US researchers have made a human cell-based heart patch applied to a pig. It helped speed recovery after a heart attack.
Significantly medically sized muscle patches, composed of human cells, were placed on animal hearts after infarction. These patches allow a better recovery of the heart after a heart attack.
In France, cell therapy trials of the same type have been conducted for 20 years with Pr Philippe Ménasché and his team. The cells are cultured in the laboratory, derived from embryonic stem cells, and then implanted in humans on the part of the heart injured by the infarction, during a procedure for coronary bypass surgery. This promising technique is still being tested.

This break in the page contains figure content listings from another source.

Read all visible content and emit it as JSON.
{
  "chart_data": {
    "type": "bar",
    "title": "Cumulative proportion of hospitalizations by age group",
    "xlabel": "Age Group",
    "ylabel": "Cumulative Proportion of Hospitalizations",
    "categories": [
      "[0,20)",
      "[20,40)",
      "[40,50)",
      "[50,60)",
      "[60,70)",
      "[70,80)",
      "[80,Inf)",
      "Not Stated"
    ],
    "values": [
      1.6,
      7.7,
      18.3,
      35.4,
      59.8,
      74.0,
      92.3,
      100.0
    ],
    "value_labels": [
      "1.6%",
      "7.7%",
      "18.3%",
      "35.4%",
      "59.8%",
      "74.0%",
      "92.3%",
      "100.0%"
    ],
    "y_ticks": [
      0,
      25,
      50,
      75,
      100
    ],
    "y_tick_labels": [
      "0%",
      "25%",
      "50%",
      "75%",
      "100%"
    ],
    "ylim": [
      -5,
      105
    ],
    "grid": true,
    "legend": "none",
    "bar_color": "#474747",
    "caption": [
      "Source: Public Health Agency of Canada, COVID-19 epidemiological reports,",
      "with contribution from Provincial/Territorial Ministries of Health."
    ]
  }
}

For their part, researchers from the University of Birmingham in the United States have done their work on the heart of a pig. The patches made were not thicker than a coin. Two were placed on the place of infarction on the heart of the pig. This operation improved the functioning of the left ventricle and reduced the extent of the infarction, the part where the muscle died. This technique also makes it possible not to have a disturbance of the cardiac rhythm. This complication has already been observed in other clinical trials using other approaches.
A patch mixing several types of cells
Three different cells were used to make these patches: 4 million cardiomyocites, these are the cells that make up the heart muscle, 2 million endothelial cells, they line the blood vessels, and finally two million smooth muscle cells. This technique resulted in higher quality, more numerous cells with superior physiological capabilities compared to cells made using other techniques.
This research could help improve post-infarction heart surgery. According to Inserm, in France 120,000 people have an infarction each year, about 18,000 die.